Data shows thatxA The team's Grok-2 and Grok-Mini models officially entered the LMSys ChatbotsArena leaderboard, where Grok-2 stands out with a good second place, surpassing OpenAI's GPT-4o (in May) and tied with the latest Gemini model, supported by active votes from more than 6,000 community users.
Grok-2 performed particularly well in math tasks, taking first place in that category, and also achieved second place in several other tasks, including complex prompts, programming, and following instructions. In contrast, Grok-2-Mini entered the rankings in fifth place, demonstrating its impressive strength.
Grok-2-Mini has also experienced a significant speed increase and now runs twice as fast as before.
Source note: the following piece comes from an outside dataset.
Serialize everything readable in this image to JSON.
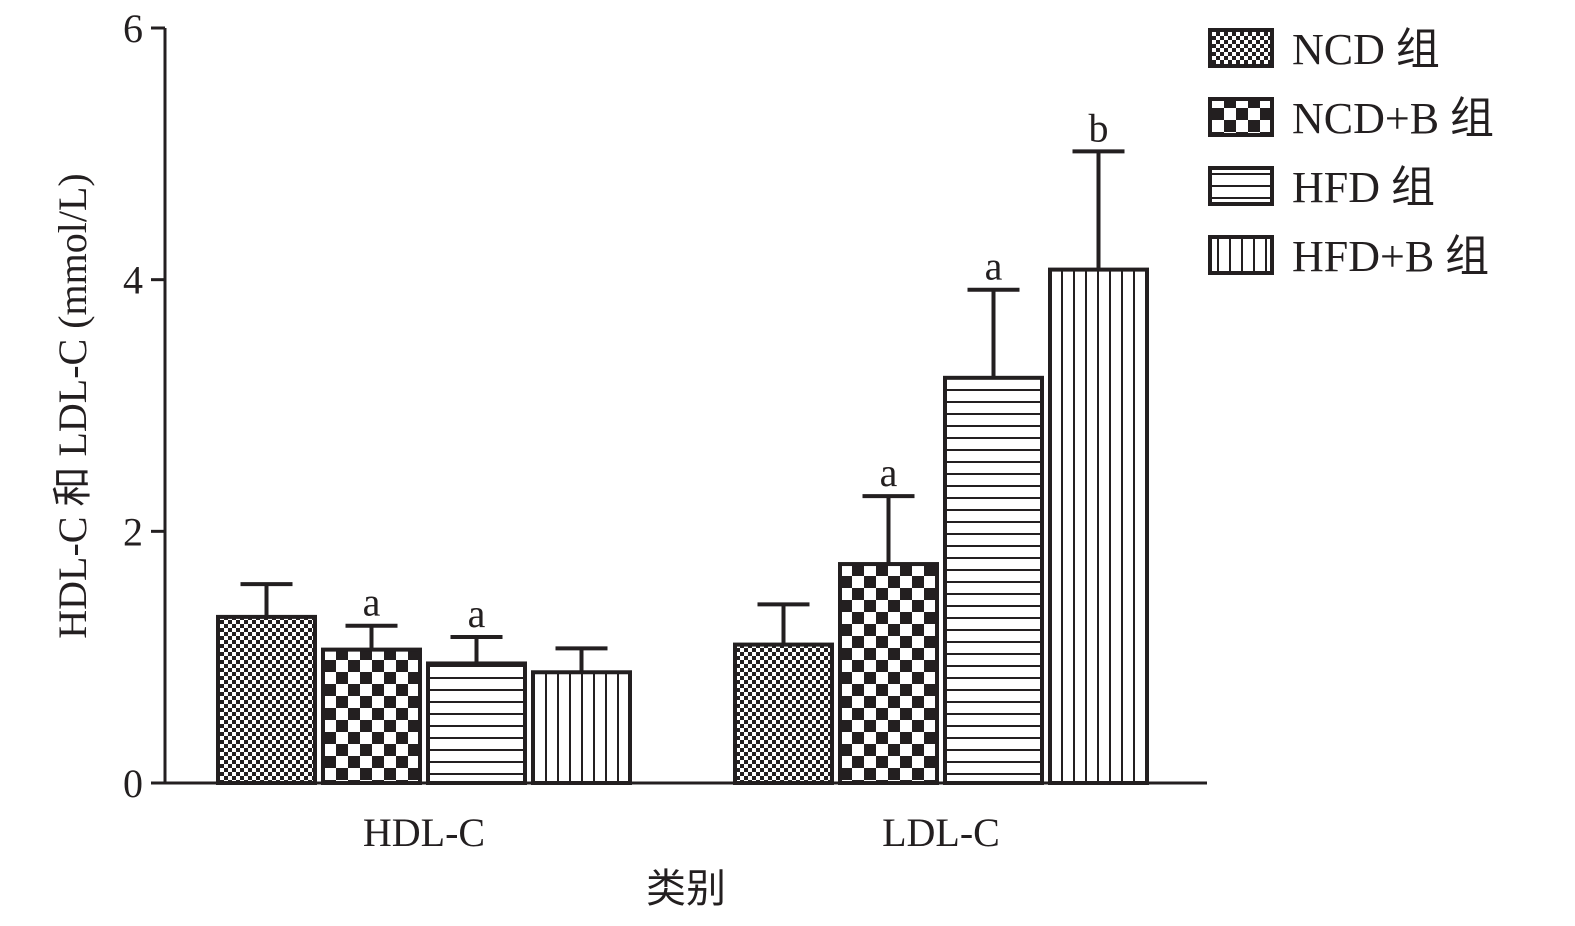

This leap forward improvement is due to xA The inference team completely rewrote the inference stack and used SGLang to achieve more efficient multi-host inference and improved accuracy. At the same time, the team also introduced new computing and communication kernel algorithms, as well as better batch scheduling and quantization techniques to further improve the overall performance of the model.
Although some people are skeptical about the performance of Grok-2 and believe that OpenAI's GPT-4o is better, in actual use, many users have said that Grok-2 does perform quite well in programming and mathematical tasks. The Grok-2 series of models was released in beta this month, and users can also experience it through the X platform. In addition, the model also supports image creation using the FLUX.1 image generation model.